In fact, they were moving so fast that the galaxy should have been flying apart. Given this discrepancy, Rubin proposed that some sort of unseen mass was holding their orbits together (The New York Times). This invisible mass that doesn’t radiate light is what people commonly refer to as dark matter.
To reiterate, Vera Rubin did not discover dark matter in this instance. The concept of invisible matter holding together galaxies has been around since Swiss astronomer Fritz Zwicky first suggested it in 1933. What Rubin’s discovery really did was provide detailed calculations regarding dark matter that swayed many astronomers to believe in its existence (The New York Times). By the time Rubin finished her investigation, she determined that each spiral galaxy possesses a “halo” of dark matter and that more than 90 percent of the universe is composed of this material (Carnegie Science, “Vera Rubin Who Confirmed ‘Dark Matter’ Dies,” 12.26.2016). At that point, many astronomers were already convinced.
But as stated earlier, the dark matter hypothesis is still a hypothesis. Once the scientific community agreed on the concept of dark matter, they did everything they could to find decisive evidence for it. Unfortunately, even after three decades of intensive searching and developing expensive technology specifically designed to detect dark matter, astronomers have yet to find any signs of ever getting close (The Guardian, “Will Scientists Ever Prove the Existence of Dark Matter?,” 12.31.2016). The latest blow to the dark matter hypothesis came in January 2017 when the promising XENON100 dark matter detector failed to offer any positive results (New Scientist, “No Sign of Seasonal Dark Matter After Four Years of Searching,” 01.12.2017).
Astronomer Stacy McGaugh at Case Western Reserve University aptly surmised the grim situation: “This generation of detectors should be the last. If we don’t find anything, we should accept we are stuck and need to find a different explanation, perhaps by modifying our theories of gravity, to explain the phenomena we attribute to dark matter” (The Guardian).

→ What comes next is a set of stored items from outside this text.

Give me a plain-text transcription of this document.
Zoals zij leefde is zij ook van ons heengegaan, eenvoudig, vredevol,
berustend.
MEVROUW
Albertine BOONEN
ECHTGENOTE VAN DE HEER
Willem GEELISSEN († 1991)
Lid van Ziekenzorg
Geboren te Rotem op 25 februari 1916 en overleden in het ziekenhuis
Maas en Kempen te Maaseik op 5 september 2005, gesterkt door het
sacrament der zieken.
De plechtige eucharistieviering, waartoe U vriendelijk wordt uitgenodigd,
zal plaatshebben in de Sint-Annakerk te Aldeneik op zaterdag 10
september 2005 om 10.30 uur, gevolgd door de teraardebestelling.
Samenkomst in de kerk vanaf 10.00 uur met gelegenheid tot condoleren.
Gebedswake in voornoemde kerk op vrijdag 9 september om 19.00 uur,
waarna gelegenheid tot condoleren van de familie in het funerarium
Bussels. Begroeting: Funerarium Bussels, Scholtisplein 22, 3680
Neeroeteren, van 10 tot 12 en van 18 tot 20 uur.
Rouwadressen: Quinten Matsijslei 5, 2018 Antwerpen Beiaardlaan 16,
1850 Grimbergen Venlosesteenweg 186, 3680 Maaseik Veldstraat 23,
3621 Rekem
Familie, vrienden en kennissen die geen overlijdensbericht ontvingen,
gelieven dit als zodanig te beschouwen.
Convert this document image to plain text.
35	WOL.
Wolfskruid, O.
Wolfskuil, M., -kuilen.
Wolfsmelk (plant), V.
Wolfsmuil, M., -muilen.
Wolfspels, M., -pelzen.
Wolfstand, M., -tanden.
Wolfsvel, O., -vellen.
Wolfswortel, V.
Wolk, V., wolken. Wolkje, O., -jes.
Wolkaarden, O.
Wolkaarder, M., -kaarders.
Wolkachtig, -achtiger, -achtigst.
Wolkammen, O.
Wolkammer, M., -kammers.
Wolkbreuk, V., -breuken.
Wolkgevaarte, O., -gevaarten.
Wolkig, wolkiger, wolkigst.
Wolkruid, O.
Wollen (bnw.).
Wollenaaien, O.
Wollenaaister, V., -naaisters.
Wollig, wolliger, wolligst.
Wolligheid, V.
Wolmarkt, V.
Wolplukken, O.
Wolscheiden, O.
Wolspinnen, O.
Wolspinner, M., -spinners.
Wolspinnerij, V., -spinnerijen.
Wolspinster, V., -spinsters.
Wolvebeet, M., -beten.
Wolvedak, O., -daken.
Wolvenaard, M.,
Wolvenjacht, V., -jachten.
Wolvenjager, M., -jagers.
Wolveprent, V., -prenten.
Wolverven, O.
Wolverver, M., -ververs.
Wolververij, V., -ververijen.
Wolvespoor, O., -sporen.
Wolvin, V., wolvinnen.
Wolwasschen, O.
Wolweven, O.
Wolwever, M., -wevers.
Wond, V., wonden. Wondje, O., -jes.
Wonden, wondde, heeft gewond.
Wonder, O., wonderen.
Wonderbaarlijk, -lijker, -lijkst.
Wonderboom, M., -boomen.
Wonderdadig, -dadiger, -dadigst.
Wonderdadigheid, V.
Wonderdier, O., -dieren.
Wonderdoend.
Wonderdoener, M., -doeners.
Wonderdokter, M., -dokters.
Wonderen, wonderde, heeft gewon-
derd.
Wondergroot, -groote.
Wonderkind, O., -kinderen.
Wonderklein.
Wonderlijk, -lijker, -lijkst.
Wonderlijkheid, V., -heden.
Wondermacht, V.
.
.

In truth, Vera Rubin herself began having doubts as early as 2006 (Scientific American). In a 2011 interview, Rubin wondered whether the galaxy rotation problem that brought dark matter into fame was actually a flaw in our understanding of gravity. When asked if she really believed that dark matter wasn’t the solution, Rubin shrugged and asked “Why not?” And this response illuminates what science is really about: The willingness to broaden our understanding of the universe, even at the expense of one’s pride. The value of science stems from this pursuit of knowledge, not the fame and prestige that come with a scientific discovery.
However, it is not as if the theory on dark matter has been disproven. There are still countless astronomers who are hard at work in search of dark matter. But, one significant contribution that is not up for debate is Rubin’s role as a pioneering advocate of women in the sciences (NPR). All throughout her life, she faced brutal and humiliating opposition towards her position as a scientist.
Teachers and colleagues alike pushed the notion that science was a men-only field and Rubin was often chastised for intruding where she didn’t belong (The New York Times). Yet, she continued to break boundaries, becoming the only astronomy major to graduate from Vassar in 1948 and eventually receiving the National Medal of Science in 1993 (NPR). As Rubin once stated, “There is no problem in science that can be solved by a man that cannot be solved by a woman” (NPR). That alone should be enough for us to honor her legacy as a truly brilliant scientist.